Communiqué – Maintien du poste d’infirmier de nuit à l’EHPAD du Bariol.

Au cours du mois d’avril 2018, j’ai été interpelé par le collectif des bandeaux blancs, et par les représentantes du conseil de vie sociale (CVS) de l’EHPAD du Bariol à Pamiers, concernant le projet de mutualiser le poste d’infirmier de nuit avec deux autres EHPAD.

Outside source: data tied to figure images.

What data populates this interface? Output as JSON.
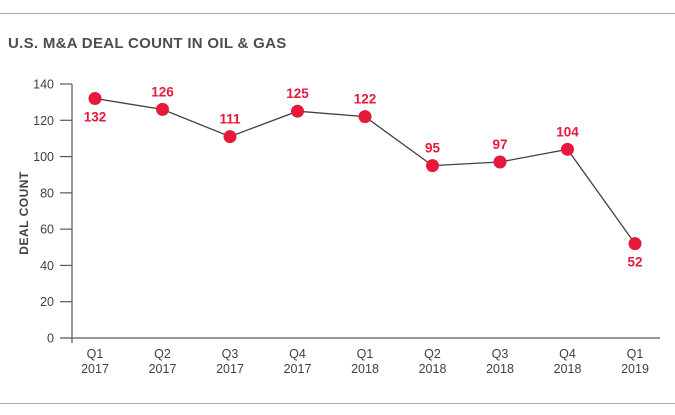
{
  "header": {
    "title": "U.S. M&A DEAL COUNT IN OIL & GAS"
  },
  "chart_data": {
    "type": "line",
    "title": "U.S. M&A DEAL COUNT IN OIL & GAS",
    "categories": [
      "Q1 2017",
      "Q2 2017",
      "Q3 2017",
      "Q4 2017",
      "Q1 2018",
      "Q2 2018",
      "Q3 2018",
      "Q4 2018",
      "Q1 2019"
    ],
    "values": [
      132,
      126,
      111,
      125,
      122,
      95,
      97,
      104,
      52
    ],
    "data_label_positions": [
      "below",
      "above",
      "above",
      "above",
      "above",
      "above",
      "above",
      "above",
      "below"
    ],
    "xlabel": "",
    "ylabel": "DEAL COUNT",
    "ylim": [
      0,
      140
    ],
    "yticks": [
      0,
      20,
      40,
      60,
      80,
      100,
      120,
      140
    ],
    "grid": false,
    "legend": "none",
    "colors": {
      "point": "#e6193c",
      "data_label": "#e6193c",
      "series_line": "#414042",
      "axis": "#58595b",
      "tick_text": "#414042",
      "title_text": "#4d4d4d",
      "frame_line": "#a7a9ac"
    }
  }
}
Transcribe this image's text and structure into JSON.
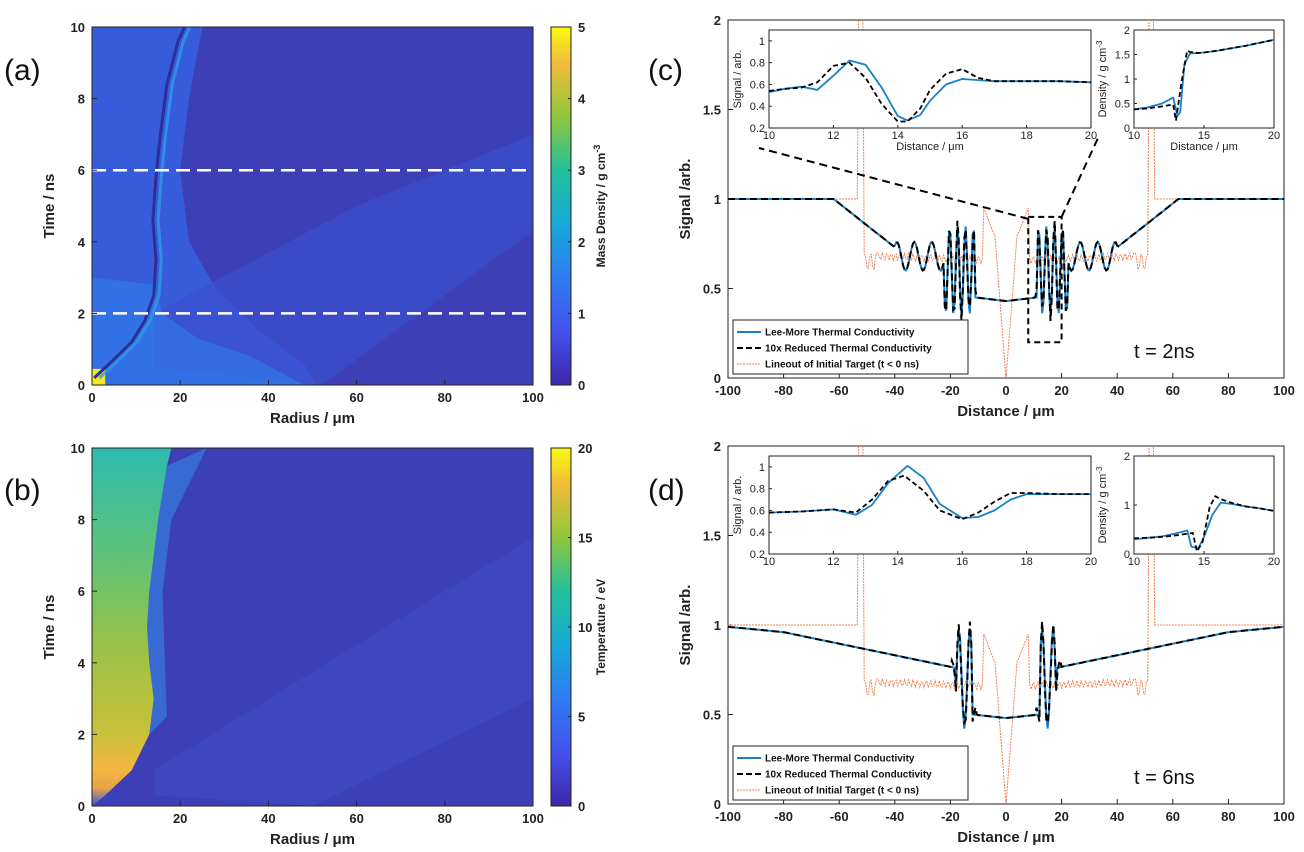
{
  "colors": {
    "lee_more": "#1a7fc4",
    "reduced": "#000000",
    "initial": "#f08050",
    "map_bg": "#3b3fb4"
  },
  "panel_labels": [
    "(a)",
    "(b)",
    "(c)",
    "(d)"
  ],
  "chart_data": [
    {
      "id": "a",
      "type": "heatmap",
      "xlabel": "Radius / μm",
      "ylabel": "Time / ns",
      "xlim": [
        0,
        100
      ],
      "ylim": [
        0,
        10
      ],
      "xticks": [
        0,
        20,
        40,
        60,
        80,
        100
      ],
      "yticks": [
        0,
        2,
        4,
        6,
        8,
        10
      ],
      "colorbar": {
        "label": "Mass Density / g cm",
        "label_sup": "-3",
        "range": [
          0,
          5
        ],
        "ticks": [
          0,
          1,
          2,
          3,
          4,
          5
        ]
      },
      "guide_lines_time": [
        2,
        6
      ]
    },
    {
      "id": "b",
      "type": "heatmap",
      "xlabel": "Radius / μm",
      "ylabel": "Time / ns",
      "xlim": [
        0,
        100
      ],
      "ylim": [
        0,
        10
      ],
      "xticks": [
        0,
        20,
        40,
        60,
        80,
        100
      ],
      "yticks": [
        0,
        2,
        4,
        6,
        8,
        10
      ],
      "colorbar": {
        "label": "Temperature / eV",
        "label_sup": "",
        "range": [
          0,
          20
        ],
        "ticks": [
          0,
          5,
          10,
          15,
          20
        ]
      }
    },
    {
      "id": "c",
      "type": "line",
      "xlabel": "Distance / μm",
      "ylabel": "Signal /arb.",
      "xlim": [
        -100,
        100
      ],
      "ylim": [
        0,
        2
      ],
      "xticks": [
        -100,
        -80,
        -60,
        -40,
        -20,
        0,
        20,
        40,
        60,
        80,
        100
      ],
      "yticks": [
        0,
        0.5,
        1,
        1.5,
        2
      ],
      "annotation": "t = 2ns",
      "legend": [
        "Lee-More Thermal Conductivity",
        "10x Reduced Thermal Conductivity",
        "Lineout of Initial Target (t < 0 ns)"
      ],
      "legend_position": "bottom-left",
      "zoom_box": {
        "x": [
          8,
          20
        ],
        "y": [
          0.2,
          0.9
        ]
      },
      "insets": [
        {
          "type": "line",
          "xlabel": "Distance / μm",
          "ylabel": "Signal / arb.",
          "xlim": [
            10,
            20
          ],
          "ylim": [
            0.2,
            1.1
          ],
          "xticks": [
            10,
            12,
            14,
            16,
            18,
            20
          ],
          "yticks": [
            0.2,
            0.4,
            0.6,
            0.8,
            1
          ],
          "series": [
            {
              "name": "Lee-More",
              "x": [
                10,
                10.5,
                11,
                11.5,
                12,
                12.5,
                13,
                13.5,
                14,
                14.3,
                14.7,
                15,
                15.5,
                16,
                16.5,
                17,
                18,
                19,
                20
              ],
              "y": [
                0.53,
                0.56,
                0.58,
                0.55,
                0.68,
                0.82,
                0.78,
                0.57,
                0.31,
                0.27,
                0.32,
                0.45,
                0.6,
                0.65,
                0.64,
                0.63,
                0.63,
                0.63,
                0.62
              ]
            },
            {
              "name": "10x Reduced",
              "x": [
                10,
                10.5,
                11,
                11.5,
                12,
                12.5,
                13,
                13.5,
                14,
                14.3,
                14.7,
                15,
                15.5,
                16,
                16.5,
                17,
                18,
                19,
                20
              ],
              "y": [
                0.54,
                0.56,
                0.57,
                0.62,
                0.77,
                0.8,
                0.66,
                0.42,
                0.26,
                0.26,
                0.38,
                0.55,
                0.7,
                0.74,
                0.66,
                0.63,
                0.63,
                0.63,
                0.62
              ]
            }
          ]
        },
        {
          "type": "line",
          "xlabel": "Distance / μm",
          "ylabel": "Density / g cm",
          "ylabel_sup": "-3",
          "xlim": [
            10,
            20
          ],
          "ylim": [
            0,
            2
          ],
          "xticks": [
            10,
            15,
            20
          ],
          "yticks": [
            0,
            0.5,
            1,
            1.5,
            2
          ],
          "series": [
            {
              "name": "Lee-More",
              "x": [
                10,
                11,
                12,
                12.8,
                13.1,
                13.3,
                13.6,
                14,
                14.5,
                15,
                16,
                17,
                18,
                19,
                20
              ],
              "y": [
                0.38,
                0.42,
                0.5,
                0.62,
                0.25,
                0.32,
                1.3,
                1.52,
                1.53,
                1.54,
                1.58,
                1.63,
                1.68,
                1.74,
                1.8
              ]
            },
            {
              "name": "10x Reduced",
              "x": [
                10,
                11,
                12,
                12.8,
                13.0,
                13.4,
                13.8,
                14,
                14.5,
                15,
                16,
                17,
                18,
                19,
                20
              ],
              "y": [
                0.38,
                0.4,
                0.44,
                0.48,
                0.15,
                0.95,
                1.58,
                1.55,
                1.53,
                1.54,
                1.58,
                1.63,
                1.68,
                1.74,
                1.8
              ]
            }
          ]
        }
      ]
    },
    {
      "id": "d",
      "type": "line",
      "xlabel": "Distance / μm",
      "ylabel": "Signal /arb.",
      "xlim": [
        -100,
        100
      ],
      "ylim": [
        0,
        2
      ],
      "xticks": [
        -100,
        -80,
        -60,
        -40,
        -20,
        0,
        20,
        40,
        60,
        80,
        100
      ],
      "yticks": [
        0,
        0.5,
        1,
        1.5,
        2
      ],
      "annotation": "t = 6ns",
      "legend": [
        "Lee-More Thermal Conductivity",
        "10x Reduced Thermal Conductivity",
        "Lineout of Initial Target (t < 0 ns)"
      ],
      "legend_position": "bottom-left",
      "insets": [
        {
          "type": "line",
          "xlabel": "",
          "ylabel": "Signal / arb.",
          "xlim": [
            10,
            20
          ],
          "ylim": [
            0.2,
            1.1
          ],
          "xticks": [
            10,
            12,
            14,
            16,
            18,
            20
          ],
          "yticks": [
            0.2,
            0.4,
            0.6,
            0.8,
            1
          ],
          "series": [
            {
              "name": "Lee-More",
              "x": [
                10,
                11,
                12,
                12.7,
                13.2,
                13.7,
                14.3,
                14.8,
                15.3,
                16,
                16.5,
                17,
                17.5,
                18,
                19,
                20
              ],
              "y": [
                0.58,
                0.59,
                0.61,
                0.56,
                0.65,
                0.85,
                1.01,
                0.9,
                0.66,
                0.53,
                0.54,
                0.6,
                0.7,
                0.75,
                0.75,
                0.75
              ]
            },
            {
              "name": "10x Reduced",
              "x": [
                10,
                11,
                12,
                12.7,
                13.2,
                13.7,
                14.2,
                14.8,
                15.3,
                16,
                16.5,
                17,
                17.5,
                18,
                19,
                20
              ],
              "y": [
                0.58,
                0.59,
                0.61,
                0.58,
                0.7,
                0.87,
                0.92,
                0.78,
                0.6,
                0.52,
                0.58,
                0.68,
                0.76,
                0.76,
                0.75,
                0.75
              ]
            }
          ]
        },
        {
          "type": "line",
          "xlabel": "",
          "ylabel": "Density / g cm",
          "ylabel_sup": "-3",
          "xlim": [
            10,
            20
          ],
          "ylim": [
            0,
            2
          ],
          "xticks": [
            10,
            15,
            20
          ],
          "yticks": [
            0,
            1,
            2
          ],
          "series": [
            {
              "name": "Lee-More",
              "x": [
                10,
                11,
                12,
                13,
                13.8,
                14.1,
                14.6,
                15,
                15.6,
                16.2,
                17,
                18,
                19,
                20
              ],
              "y": [
                0.3,
                0.33,
                0.36,
                0.42,
                0.48,
                0.15,
                0.12,
                0.35,
                0.8,
                1.05,
                1.02,
                0.97,
                0.93,
                0.88
              ]
            },
            {
              "name": "10x Reduced",
              "x": [
                10,
                11,
                12,
                13,
                14.2,
                14.5,
                14.9,
                15.4,
                15.8,
                16.2,
                17,
                18,
                19,
                20
              ],
              "y": [
                0.32,
                0.33,
                0.35,
                0.38,
                0.43,
                0.05,
                0.25,
                0.95,
                1.18,
                1.12,
                1.04,
                0.97,
                0.93,
                0.88
              ]
            }
          ]
        }
      ]
    }
  ]
}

Lors de mon entrevue avec la directrice de l’ARS Occitanie le 14 mai, j’avais argumenté en faveur du maintien de ce poste. J’avais attiré son attention sur le fait que l’EHPAD du Bariol est le seul établissement du département à disposer d’une unité d’hébergement renforcée (UHR), ce qui nécessite une vigilance particulière. Par ailleurs l’un des enjeux de la situation était aussi de contribuer à désengorger les urgences. En effet, la Fédération Nationale des Associations de Directeurs d’Établissements et Services pour Personnes Âgées estime que la présence d’un infirmier de nuit en EHPAD permet de réduire en moyenne de 37% le nombre d’hospitalisation aux urgences. J’avais rappelé aussi, que suite aux conclusions de la mission flash sur les EHPAD, co-présidée par ma collègue députée Caroline Fiat, la Ministre de la Santé Agnès Buzyn avait promis une enveloppe de 10 millions d’euros pour renforcer la présence des infirmiers de nuit dans les EHPAD. 

Le 14 juin dernier, à ma demande, lors d’une séance de questions au gouvernement, ma collègue Caroline Fiat avait interrogé la Ministre de la santé sur la situation du Bariol (intervention à retrouver ici http://questions.assemblee-nationale.fr/q15/15-364QOSD.htm). De leur côté, les représentantes des familles ont interpellé plusieurs fois les autorités par courrier, et lors de réunions du conseil de surveillance au CHIVA. Elles se sont mobilisées depuis plus d’un an-et-demi, avec le collectif des bandeaux blancs et les syndicats, pour dénoncer la situation.

Je me réjouis donc aujourd’hui d’apprendre que le nouveau directeur général de l’ARS Occitanie se prononce en faveur du maintien d’un poste d’infirmier de nuit à l’EHPAD du Bariol, et je félicite vivement toutes celles et ceux qui ont contribué à sauver ce poste, car l’enjeu était bel et bien la sécurité des résident·e·s et le respect de leur dignité.